We raise Gulf Coast sheep, a hardy heritage breed from the southeastern United States, descended from flocks left by the Spaniards in the 1500s. Gulf Coast sheep are critically endangered with less than 200 annual registrations and with an estimated worldwide population of less than 2,000. Gulf Coast meat is listed in Slow Food USA’s Ark of Taste.
Gulf Coast sheep have specially adapted to this environment, developing high heat and humidity tolerance, parasite and footrot resistance, and excellent foraging ability. Because of the low lanolin content of the wool, this breed produces delicious, tender meat that is wonderfully mild and lacks the gamey flavor found in many other wool breeds of sheep.
Sheep are uniquely created to efficiently convert pasture forages into high quality meat and fiber. We practice intensive rotational grazing when raising our 100% grass fed lamb to maximize health, forage growth, and meat quality. Our sheep have a varied pasture diet of grasses, clovers, and other nutritious herbs.
Grass-fed lamb is rich in beta-carotene, vitamin B12, and vitamin E. It is lower in fat and cholesterol, and it is higher in Omega 3, fatty acids, and CLAs, than feedlot lamb. Our lambs never receive any grain, antibiotics, steroids, artificial hormones or any other drugs. Pasture is their sole diet from birth to processing.

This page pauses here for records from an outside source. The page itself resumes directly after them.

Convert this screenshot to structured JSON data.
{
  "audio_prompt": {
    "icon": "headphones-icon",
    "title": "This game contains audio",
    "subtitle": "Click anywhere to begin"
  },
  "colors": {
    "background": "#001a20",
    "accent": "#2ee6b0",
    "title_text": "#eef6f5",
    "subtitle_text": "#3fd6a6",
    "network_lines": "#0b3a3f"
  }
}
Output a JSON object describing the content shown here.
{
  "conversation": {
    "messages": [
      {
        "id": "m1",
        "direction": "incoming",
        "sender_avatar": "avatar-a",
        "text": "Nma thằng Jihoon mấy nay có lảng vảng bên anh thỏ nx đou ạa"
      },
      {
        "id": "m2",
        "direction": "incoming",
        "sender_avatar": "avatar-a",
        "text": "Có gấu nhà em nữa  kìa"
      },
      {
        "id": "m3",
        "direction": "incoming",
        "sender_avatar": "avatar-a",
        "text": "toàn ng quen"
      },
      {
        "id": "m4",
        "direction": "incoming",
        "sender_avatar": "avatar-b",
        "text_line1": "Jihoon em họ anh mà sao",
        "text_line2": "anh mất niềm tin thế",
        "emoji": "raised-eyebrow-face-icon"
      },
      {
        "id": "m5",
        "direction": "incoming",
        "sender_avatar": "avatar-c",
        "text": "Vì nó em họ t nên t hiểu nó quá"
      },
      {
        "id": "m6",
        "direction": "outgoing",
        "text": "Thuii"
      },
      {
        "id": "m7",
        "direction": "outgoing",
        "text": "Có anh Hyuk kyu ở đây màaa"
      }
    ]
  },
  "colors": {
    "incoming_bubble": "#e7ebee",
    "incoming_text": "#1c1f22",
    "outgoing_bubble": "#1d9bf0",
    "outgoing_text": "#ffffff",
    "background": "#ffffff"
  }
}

Gulf Coast sheep yield a medium fleece with average fiber diameters of 26-32 microns. Their fleeces are usually very soft, open, wavy to crimpy, low in grease with an average staple length of 2½ to 4 inches. Gulf Coast wool is not harsh to the skin; it makes great fabric, blankets, and yarn for knitting. We have yarn spun from our flock’s fleeces available for sale in 4 oz skeins.